Le PLFSS propose enfin de supprimer l'exonération des apprentis à certaines contributions sociales. Concrètement, il s'agirait d'assujettir les salaires des apprentis (au-dessus de 50% du SMIC) à la CSG (contribution sociale généralisée) et à la CRDS (contribution au remboursement de la dette sociale).
Une baisse de budget pour le ministère du Sport, de la jeunesse et de la vie associative
Enfin, le ministère du Sport, de la jeunesse et de la vie associative, aura un budget de 1,578 milliards d’euros, en baisse par rapport aux 1,810 milliards d’euros de 2024.
Les moyens dédiés à la jeunesse progressent de 36 millions d’euros par rapport à 2024, notamment au bénéfice du Service civique. L’Agence du service civique sera dotée de 526 millions d’euros, soit une hausse de 8 millions, afin de maintenir l’objectif de 150.000 volontaires pour l’an prochain.
Le Service national universel (SNU) voit quant à lui son budget baisser, passant de 160 millions à 128 millions d’euros pour 2025, ce qui permettra de financer 66.000 séjours de cohésion.

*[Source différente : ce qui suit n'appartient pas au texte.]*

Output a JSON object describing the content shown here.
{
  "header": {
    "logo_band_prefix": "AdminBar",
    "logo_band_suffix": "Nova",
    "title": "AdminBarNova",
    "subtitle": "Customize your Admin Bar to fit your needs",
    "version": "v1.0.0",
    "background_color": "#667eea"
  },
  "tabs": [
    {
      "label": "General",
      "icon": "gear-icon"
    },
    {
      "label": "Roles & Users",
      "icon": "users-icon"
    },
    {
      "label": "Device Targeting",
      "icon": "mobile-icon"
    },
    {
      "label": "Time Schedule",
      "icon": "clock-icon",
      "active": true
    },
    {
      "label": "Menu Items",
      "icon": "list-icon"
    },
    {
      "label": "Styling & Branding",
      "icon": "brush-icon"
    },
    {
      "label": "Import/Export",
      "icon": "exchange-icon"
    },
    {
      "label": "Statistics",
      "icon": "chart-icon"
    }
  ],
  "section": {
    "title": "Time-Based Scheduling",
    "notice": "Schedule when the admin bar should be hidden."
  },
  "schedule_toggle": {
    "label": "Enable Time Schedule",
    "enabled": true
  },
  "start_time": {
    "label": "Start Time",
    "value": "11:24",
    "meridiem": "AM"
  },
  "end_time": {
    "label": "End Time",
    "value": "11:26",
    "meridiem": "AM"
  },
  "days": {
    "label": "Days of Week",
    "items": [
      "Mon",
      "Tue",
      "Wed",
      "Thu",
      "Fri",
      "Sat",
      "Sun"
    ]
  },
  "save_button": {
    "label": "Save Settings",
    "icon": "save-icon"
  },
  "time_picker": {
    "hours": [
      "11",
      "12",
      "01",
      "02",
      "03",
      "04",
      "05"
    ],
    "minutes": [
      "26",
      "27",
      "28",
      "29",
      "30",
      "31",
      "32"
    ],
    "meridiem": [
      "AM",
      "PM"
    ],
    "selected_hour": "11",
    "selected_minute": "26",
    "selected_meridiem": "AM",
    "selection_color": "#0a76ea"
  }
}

De son côté, le Pass’Sport, qui finance une licence sportive à hauteur de 50 euros sur critères sociaux, est doté de 75 millions d’euros, soit une baisse de 10 millions d’euros.
Dans un contexte politique plus délicat que les précédents mandats, l'Assemblée nationale puis le Sénat et le Conseil constitutionnel doivent examiner et se prononcer sur le budget dans un délai de 70 jours. Pour l'adoption de ce PLF 2025, un recours au 49.3 n'est pas à exclure.